Ucp Ap2 Mandates

Implement UCP AP2 Mandates extension — cryptographic payment mandates for fully autonomous agent commerce using SD-JWT credentials, merchant authorization signatures, and the Agent Payments Protocol. Use when building autonomous agent payment flows without human-in-the-loop.

Audits

Pass

ClawScanPass

Agentic behavior and permission review.

Static analysisPass

Pattern checks against bundled files.

VirusTotalPass

Multi-engine malware detections and file reputation.

Install

openclaw skills install ucp-ap2-mandates

UCP AP2 Mandates Extension

Before writing code

Fetch live spec:

Web-search site:ucp.dev specification ap2-mandates for the extension schema
Fetch https://ucp.dev/2026-01-23/documentation/ucp-and-ap2/ for the conceptual relationship
Web-search site:ap2-protocol.org for the AP2 protocol specification

Conceptual Architecture

What AP2 Enables

AP2 (Agent Payments Protocol) enables fully autonomous agent commerce — the agent can authorize payments cryptographically without requiring real-time human approval for each transaction. The user pre-authorizes spending parameters, and the agent proves authorization via signed credentials.

Two Mandate Artifacts

Checkout Mandate (ap2.checkout_mandate): An SD-JWT+kb (Selective Disclosure JWT with Key Binding) credential that proves the user authorized the agent to complete this specific checkout at these specific terms.
Payment Mandate (payment_data.token): A separate credential proving payment authorization, verified by the PSP (not the Business).

Merchant Authorization

Before the Platform generates mandates, the Business must sign the checkout terms:

Format: JWS Detached Content (RFC 7515 Appendix F) — <header>..<signature>
Canonicalization: JSON Canonicalization Scheme (RFC 8785)
Algorithms: ES256, ES384, ES512 (elliptic curve)

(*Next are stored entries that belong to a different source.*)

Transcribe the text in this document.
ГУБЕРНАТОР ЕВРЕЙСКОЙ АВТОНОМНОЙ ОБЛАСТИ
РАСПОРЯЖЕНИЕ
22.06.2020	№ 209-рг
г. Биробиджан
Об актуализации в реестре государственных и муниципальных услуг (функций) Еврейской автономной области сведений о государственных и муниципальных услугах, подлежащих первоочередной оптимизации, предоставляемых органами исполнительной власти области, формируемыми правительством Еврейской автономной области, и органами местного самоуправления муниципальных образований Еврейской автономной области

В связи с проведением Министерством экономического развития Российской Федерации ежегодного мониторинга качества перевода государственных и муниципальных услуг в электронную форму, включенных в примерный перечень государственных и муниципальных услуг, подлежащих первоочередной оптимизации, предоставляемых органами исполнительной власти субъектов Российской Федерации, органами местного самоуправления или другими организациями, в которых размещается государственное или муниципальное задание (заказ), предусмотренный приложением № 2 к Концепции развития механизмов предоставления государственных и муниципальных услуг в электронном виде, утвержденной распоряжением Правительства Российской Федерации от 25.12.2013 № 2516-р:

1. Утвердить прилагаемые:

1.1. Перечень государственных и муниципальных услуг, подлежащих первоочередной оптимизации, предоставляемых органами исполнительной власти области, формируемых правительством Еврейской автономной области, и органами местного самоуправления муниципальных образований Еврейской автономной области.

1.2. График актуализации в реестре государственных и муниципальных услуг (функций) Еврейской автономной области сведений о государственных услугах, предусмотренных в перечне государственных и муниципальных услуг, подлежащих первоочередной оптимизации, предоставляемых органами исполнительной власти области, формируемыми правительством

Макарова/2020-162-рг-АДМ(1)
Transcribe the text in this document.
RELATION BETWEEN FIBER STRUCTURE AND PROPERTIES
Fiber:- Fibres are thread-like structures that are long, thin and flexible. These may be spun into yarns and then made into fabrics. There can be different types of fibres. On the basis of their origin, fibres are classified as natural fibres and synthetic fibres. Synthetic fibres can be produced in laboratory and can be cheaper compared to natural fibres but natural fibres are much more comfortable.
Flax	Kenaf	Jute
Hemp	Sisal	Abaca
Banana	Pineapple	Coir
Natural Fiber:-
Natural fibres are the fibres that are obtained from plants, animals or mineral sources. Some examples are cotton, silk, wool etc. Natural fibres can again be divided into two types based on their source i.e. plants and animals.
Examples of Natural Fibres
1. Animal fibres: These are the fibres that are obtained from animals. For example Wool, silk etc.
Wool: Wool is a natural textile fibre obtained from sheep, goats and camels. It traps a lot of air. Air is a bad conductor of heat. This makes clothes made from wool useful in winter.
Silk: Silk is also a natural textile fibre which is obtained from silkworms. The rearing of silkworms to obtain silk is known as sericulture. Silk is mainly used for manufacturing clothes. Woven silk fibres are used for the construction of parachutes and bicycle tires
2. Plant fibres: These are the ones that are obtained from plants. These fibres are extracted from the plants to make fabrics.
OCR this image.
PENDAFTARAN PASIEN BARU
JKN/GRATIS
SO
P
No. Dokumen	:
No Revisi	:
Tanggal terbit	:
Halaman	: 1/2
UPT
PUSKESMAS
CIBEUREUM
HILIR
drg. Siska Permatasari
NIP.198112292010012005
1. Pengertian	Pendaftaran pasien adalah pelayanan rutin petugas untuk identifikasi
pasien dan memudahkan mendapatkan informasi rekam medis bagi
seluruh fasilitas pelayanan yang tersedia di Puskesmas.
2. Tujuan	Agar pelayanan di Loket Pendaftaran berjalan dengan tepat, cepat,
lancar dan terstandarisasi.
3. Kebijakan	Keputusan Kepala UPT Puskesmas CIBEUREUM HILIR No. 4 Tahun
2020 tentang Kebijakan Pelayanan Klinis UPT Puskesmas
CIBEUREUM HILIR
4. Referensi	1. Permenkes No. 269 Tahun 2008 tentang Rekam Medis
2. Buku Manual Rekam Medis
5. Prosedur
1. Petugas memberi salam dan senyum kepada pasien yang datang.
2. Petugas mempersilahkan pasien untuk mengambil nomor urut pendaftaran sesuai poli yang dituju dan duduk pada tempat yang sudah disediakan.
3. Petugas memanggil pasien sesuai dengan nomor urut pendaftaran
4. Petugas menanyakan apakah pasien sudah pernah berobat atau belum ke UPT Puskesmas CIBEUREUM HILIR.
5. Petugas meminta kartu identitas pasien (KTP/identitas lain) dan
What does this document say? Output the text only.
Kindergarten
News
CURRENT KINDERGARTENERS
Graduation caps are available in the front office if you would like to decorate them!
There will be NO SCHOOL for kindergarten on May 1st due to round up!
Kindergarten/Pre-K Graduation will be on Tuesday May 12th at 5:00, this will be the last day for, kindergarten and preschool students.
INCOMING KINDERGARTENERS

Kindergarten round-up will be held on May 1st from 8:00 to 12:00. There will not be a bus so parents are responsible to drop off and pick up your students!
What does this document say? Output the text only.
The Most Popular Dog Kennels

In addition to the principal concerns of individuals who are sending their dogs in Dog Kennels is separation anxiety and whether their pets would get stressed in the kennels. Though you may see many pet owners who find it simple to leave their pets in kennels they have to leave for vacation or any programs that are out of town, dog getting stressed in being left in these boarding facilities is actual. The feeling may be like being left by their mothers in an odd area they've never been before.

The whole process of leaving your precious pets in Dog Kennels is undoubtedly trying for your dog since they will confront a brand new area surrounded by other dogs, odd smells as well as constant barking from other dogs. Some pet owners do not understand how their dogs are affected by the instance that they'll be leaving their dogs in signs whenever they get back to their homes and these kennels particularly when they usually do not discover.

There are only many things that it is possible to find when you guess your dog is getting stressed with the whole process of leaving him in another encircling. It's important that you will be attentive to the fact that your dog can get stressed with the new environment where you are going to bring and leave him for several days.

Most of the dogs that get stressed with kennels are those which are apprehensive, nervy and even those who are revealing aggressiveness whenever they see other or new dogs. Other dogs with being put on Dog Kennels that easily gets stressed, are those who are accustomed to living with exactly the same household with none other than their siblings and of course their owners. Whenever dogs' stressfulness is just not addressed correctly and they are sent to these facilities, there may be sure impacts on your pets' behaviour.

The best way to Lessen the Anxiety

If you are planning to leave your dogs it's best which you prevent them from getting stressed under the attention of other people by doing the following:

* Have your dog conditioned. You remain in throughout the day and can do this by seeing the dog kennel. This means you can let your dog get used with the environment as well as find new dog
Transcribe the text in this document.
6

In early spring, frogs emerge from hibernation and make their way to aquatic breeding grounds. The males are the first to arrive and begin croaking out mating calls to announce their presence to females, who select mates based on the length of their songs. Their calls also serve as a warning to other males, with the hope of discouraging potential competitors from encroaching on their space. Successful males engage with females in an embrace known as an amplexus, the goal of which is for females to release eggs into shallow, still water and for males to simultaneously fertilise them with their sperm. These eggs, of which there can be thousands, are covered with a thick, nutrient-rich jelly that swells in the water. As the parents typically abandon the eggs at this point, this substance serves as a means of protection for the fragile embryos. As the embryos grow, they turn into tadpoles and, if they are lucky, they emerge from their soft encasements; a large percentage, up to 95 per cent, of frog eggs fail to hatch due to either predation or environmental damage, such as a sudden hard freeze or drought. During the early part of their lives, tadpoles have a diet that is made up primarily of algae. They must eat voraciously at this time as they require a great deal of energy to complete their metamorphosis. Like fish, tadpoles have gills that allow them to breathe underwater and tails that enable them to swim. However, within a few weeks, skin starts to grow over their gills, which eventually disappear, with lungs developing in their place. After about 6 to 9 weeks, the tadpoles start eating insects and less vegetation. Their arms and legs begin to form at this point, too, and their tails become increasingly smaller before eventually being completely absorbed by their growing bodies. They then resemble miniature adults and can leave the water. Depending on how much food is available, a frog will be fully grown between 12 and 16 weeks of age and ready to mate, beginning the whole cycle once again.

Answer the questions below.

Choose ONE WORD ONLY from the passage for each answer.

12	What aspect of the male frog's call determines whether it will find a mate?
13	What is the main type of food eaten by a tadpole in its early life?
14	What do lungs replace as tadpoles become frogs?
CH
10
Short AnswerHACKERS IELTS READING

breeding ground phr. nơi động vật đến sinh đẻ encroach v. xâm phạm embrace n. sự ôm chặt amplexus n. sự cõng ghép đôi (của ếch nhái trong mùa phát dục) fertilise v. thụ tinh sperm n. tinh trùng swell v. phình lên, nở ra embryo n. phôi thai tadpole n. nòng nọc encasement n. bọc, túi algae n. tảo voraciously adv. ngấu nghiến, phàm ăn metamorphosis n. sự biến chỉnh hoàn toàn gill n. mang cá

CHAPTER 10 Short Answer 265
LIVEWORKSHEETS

The Business returns this merchant_authorization in the checkout response.

7-Step Flow

Discovery — Business publishes AP2 support in capabilities
Session Activation — Platform signals AP2 intent
Business Signing — Business returns checkout + merchant_authorization (JWS detached content)
Authorization Generation — Platform creates CheckoutMandate (SD-JWT-VC) + PaymentMandate
Submission — Platform sends both mandates in the complete_checkout call
Verification — Business verifies checkout mandate; PSP verifies payment mandate
Confirmation — Order confirmed

Security Lock

Once AP2 is negotiated for a checkout session, a Security Lock is activated: neither party may revert to a standard (non-AP2) checkout flow for that session. This prevents downgrade attacks where a malicious actor could bypass the cryptographic mandate requirements by falling back to a simpler payment flow.

Error Codes

AP2-specific errors:

mandate_required — AP2 mandates needed but not provided
agent_missing_key — Agent's signing key not found
mandate_invalid_signature — Signature verification failed
mandate_expired — Mandate past validity window
mandate_scope_mismatch — Mandate doesn't match checkout terms
merchant_authorization_invalid — Business signature invalid
merchant_authorization_missing — Business didn't sign terms

Implementation Guidance

This is the most complex UCP extension. Before implementing:

Understand SD-JWT-VC (Selective Disclosure JWT Verifiable Credentials) — this is the credential format
Understand JWS Detached Content (RFC 7515 Appendix F) — this is the merchant signing format
Understand JSON Canonicalization (RFC 8785) — deterministic JSON serialization for signing
Fetch the latest AP2 protocol spec from https://ap2-protocol.org for the full mandate lifecycle
Check the conformance test suite: https://github.com/Universal-Commerce-Protocol/conformance (ap2_test.py)

This extension is intended for advanced autonomous agent scenarios. Most initial implementations should start with standard payment handlers (Google Pay, Shop Pay) before adding AP2.